Справка: Салиджон Абдурахманов, узбек, родился в 1950 году в Хорезмской области, район в 1957 году вошел в состав Каракалпакии. Окончил в Ташкенте ПТУ по специальности штукатур-маляр и в Нукусе – после службы в армии в 1975 году – заочное отделение педагогического института, факультет русского языка и литературы. Преподавал в школах 1968-го по 1993 год.
Будучи на военной службе в Москве, писал для газет «На стройке» и «Красный воин». Был сотрудником в газете «Советская Каракалпакия». Начал сотрудничать с радиостанциями «Озодлик» («Свобода») и «Голос Америки», с другими зарубежными изданиями.
— Салиджон-ака, расскажите подробно, как в 2008 году произошел ваш арест?
— В июне того года я оставил свою машину в Нукусском теплоцентре. Оказывается, в это время за мной уже была слежка. Когда я забирал машину, работник центра мне сообщил, что вокруг нее крутились какие-то милиционеры. Я тогда не придал этому большого значения, потому что незадолго до этого в военном городке, в [автомобиле] «Дамасе», были обнаружены следы убийства. К тому же машина, которой я управлял, имела ташкентский номер. Ну, я говорю, это их работа – всё проверять. Как позже выяснилось, именно там, в этом боксе, мне в багажник и подложили наркотики.

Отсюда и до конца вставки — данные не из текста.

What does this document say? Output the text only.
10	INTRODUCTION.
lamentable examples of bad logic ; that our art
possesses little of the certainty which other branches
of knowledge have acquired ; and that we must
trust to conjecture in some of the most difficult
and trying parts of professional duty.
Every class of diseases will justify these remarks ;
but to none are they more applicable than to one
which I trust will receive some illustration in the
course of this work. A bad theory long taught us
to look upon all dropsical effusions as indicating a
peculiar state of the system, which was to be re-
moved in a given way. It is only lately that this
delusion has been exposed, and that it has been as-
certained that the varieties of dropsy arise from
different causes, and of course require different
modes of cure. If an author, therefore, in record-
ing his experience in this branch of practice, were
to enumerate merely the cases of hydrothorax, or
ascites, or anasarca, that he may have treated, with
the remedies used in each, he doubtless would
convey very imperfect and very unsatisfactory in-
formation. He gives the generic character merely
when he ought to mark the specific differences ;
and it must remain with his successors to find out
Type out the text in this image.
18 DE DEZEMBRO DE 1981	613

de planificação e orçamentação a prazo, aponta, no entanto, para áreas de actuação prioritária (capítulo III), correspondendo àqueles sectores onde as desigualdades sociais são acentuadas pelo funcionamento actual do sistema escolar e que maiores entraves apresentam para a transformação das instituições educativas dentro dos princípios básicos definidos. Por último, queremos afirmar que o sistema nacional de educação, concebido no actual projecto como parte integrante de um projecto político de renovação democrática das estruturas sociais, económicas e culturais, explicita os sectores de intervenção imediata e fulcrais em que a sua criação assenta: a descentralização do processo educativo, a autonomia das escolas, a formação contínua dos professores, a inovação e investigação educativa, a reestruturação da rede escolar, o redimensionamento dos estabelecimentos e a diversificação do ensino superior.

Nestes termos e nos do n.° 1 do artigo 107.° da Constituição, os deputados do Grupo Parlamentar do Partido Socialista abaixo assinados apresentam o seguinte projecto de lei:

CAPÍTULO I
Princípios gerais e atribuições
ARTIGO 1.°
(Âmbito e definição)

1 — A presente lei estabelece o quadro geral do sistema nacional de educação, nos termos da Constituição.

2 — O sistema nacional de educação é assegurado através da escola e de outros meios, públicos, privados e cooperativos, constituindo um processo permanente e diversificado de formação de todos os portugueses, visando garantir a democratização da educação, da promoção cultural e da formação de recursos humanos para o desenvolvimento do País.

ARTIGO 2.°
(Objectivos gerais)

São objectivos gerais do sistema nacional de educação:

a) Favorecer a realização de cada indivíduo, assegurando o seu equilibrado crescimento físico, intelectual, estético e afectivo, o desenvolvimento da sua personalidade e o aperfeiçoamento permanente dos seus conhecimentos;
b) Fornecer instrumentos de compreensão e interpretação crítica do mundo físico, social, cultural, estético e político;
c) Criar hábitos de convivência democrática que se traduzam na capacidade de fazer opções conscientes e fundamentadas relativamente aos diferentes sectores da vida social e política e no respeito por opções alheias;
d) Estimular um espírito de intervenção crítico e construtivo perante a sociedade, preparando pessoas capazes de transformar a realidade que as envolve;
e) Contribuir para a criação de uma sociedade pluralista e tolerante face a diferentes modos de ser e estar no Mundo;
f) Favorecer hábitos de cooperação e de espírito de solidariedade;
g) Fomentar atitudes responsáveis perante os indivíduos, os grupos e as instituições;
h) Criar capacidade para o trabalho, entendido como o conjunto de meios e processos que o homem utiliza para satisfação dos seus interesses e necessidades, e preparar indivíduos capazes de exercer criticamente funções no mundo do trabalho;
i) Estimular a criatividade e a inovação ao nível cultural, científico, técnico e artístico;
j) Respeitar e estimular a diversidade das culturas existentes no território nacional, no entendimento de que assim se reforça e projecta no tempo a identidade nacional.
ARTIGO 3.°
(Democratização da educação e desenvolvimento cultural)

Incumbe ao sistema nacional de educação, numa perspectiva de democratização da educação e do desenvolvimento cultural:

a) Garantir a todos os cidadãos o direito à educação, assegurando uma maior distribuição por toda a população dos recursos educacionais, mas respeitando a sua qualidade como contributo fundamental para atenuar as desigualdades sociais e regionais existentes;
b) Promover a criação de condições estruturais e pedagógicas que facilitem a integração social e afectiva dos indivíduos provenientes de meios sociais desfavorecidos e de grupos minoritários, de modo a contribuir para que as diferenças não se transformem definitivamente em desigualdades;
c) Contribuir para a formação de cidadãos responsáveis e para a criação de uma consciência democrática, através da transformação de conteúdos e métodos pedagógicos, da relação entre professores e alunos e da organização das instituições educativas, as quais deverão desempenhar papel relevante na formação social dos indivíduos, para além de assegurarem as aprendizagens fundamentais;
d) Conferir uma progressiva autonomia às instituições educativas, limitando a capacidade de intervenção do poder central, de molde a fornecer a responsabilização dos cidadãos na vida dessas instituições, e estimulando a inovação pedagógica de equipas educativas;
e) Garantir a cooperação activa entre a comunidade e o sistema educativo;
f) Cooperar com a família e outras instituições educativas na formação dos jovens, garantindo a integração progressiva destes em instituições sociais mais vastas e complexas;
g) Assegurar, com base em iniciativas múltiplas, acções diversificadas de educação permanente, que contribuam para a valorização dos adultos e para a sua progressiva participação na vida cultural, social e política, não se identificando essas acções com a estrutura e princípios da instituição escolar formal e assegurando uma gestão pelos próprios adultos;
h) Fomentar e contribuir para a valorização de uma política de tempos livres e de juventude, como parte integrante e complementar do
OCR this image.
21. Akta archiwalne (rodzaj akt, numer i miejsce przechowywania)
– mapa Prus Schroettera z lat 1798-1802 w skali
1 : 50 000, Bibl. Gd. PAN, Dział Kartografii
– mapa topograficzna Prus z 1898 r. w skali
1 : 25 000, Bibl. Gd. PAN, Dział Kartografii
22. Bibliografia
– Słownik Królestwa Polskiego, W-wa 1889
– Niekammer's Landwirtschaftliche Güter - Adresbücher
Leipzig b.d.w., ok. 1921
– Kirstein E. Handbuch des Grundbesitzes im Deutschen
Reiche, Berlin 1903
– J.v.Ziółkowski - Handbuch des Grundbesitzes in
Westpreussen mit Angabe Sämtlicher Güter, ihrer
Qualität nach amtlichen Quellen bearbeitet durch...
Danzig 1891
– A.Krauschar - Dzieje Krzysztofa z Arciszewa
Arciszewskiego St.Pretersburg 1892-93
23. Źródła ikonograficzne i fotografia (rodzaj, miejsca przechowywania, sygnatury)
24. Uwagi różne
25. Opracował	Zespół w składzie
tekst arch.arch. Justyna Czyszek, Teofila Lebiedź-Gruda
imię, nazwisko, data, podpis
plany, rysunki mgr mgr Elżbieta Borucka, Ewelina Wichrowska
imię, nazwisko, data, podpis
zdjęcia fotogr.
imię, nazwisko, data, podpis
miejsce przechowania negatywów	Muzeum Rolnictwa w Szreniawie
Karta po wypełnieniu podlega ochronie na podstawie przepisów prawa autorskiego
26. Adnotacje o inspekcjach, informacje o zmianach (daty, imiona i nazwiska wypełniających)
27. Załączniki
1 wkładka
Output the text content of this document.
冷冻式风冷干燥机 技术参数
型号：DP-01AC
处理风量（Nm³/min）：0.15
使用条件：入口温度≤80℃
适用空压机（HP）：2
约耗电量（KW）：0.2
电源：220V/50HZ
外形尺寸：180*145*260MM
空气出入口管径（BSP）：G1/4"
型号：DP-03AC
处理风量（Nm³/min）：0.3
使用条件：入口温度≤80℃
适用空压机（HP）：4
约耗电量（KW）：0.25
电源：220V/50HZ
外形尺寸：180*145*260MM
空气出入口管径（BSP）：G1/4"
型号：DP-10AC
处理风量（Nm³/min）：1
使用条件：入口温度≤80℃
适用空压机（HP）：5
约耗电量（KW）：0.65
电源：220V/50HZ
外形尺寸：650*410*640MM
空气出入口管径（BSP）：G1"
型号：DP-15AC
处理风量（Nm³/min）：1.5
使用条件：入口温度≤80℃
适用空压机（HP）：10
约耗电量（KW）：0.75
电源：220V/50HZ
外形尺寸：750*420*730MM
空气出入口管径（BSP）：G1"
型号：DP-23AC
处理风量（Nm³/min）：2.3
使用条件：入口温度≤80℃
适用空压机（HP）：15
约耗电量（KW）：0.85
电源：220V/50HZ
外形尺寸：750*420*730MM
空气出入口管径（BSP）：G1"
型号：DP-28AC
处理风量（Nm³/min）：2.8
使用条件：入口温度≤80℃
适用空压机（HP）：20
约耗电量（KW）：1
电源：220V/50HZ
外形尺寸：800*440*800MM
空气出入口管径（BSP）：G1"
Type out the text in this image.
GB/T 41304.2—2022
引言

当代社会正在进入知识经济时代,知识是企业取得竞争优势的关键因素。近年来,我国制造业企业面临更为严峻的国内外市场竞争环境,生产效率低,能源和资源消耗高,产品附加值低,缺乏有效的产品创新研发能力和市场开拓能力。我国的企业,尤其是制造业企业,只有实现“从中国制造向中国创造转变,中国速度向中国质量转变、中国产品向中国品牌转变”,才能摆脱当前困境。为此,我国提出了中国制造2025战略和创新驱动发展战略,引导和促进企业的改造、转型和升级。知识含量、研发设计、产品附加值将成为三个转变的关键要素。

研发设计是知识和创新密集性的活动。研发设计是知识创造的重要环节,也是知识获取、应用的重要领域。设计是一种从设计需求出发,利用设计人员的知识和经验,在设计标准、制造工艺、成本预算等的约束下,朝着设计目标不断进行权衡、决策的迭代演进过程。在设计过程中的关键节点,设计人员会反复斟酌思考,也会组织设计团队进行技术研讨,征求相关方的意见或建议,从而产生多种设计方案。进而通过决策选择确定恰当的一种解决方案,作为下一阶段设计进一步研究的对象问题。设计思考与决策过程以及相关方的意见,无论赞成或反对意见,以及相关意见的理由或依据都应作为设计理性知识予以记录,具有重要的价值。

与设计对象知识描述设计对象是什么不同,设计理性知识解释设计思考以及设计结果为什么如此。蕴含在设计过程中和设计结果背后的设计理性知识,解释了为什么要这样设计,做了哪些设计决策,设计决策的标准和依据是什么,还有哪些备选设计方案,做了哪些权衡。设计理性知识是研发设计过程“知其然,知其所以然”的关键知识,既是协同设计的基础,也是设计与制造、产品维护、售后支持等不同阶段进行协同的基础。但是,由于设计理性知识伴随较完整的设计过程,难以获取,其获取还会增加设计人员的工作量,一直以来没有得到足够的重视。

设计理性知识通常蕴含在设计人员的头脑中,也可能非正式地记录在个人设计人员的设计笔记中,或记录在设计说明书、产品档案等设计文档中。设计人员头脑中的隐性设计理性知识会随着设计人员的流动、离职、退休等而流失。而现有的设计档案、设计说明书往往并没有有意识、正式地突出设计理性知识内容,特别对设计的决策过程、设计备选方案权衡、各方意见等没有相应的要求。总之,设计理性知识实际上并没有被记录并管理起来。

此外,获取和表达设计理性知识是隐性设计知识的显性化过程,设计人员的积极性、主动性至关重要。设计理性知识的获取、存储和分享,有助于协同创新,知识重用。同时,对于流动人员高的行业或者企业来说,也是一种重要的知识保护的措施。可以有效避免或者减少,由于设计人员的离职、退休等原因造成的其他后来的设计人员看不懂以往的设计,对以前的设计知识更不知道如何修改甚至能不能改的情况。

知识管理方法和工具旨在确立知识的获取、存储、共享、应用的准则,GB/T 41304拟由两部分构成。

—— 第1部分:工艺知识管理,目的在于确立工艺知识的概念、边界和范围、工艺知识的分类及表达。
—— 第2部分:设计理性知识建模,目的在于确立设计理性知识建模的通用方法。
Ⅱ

Ничего не подозревая, я забрал машину и поставил ее во двор своего друга, где она простояла примерно неделю. 7 июня утром мы загнали машину в другую автомастерскую, а к вечеру в еще одну, чтобы починить стартер, и там я увидел какого-то молодого человека в штатском – то ли эсэнбэшника (СНБ – Служба национальной безопасности Узбекистана; в 2018 году преобразована в Службу государственной безопасности (СГБ) – ред.), то ли сотрудника уголовного розыска, и он что-то шепнул на ухо монтеру. Оказывается, он попросил его не оставлять машину на ночь. И вот вечером после ремонта мы с другом едем в мою нукусскую квартиру.
Где-то в 200 метрах от моего дома машину останавливает гаишник и говорит, что нужно ее осмотреть. А у меня даже документов на нее с собой не было, потому что я не думал, что ее так быстро починят, и мне придется ее забрать. Я говорю: «Давайте 200 метров проедем, и я покажу документы». Он говорит: «Не надо, сейчас подъедет опергруппа». «Ну, пока они подойдут, я успею сходить домой за документами». «Нет, — говорит, — подождите». Минут через десять приехала опергруппа с собакой.
Джасур Камалов, капитан уголовного розыска, сидел с двумя лицами в машине «Матиз» чуть поодаль от места моего задержания. Все они были в гражданской форме. Камалова я знал раньше, он родом из нашего района, работал капитаном уголовного розыска в Нукусе. Еще утром мне на городской номер кто-то позвонил, я поднял трубку, а там тишина. Видимо, проверяли, дома ли я. И когда я вышел из дома, чтобы поехать за своей машиной, на «Матизе» подъехали трое, Камалов был за рулем. Тут на своей машине подъехал мой друг и одноклассник, чтобы вместе поехать в автомастерскую, а этот «Матиз», оказывается, поехал за нами.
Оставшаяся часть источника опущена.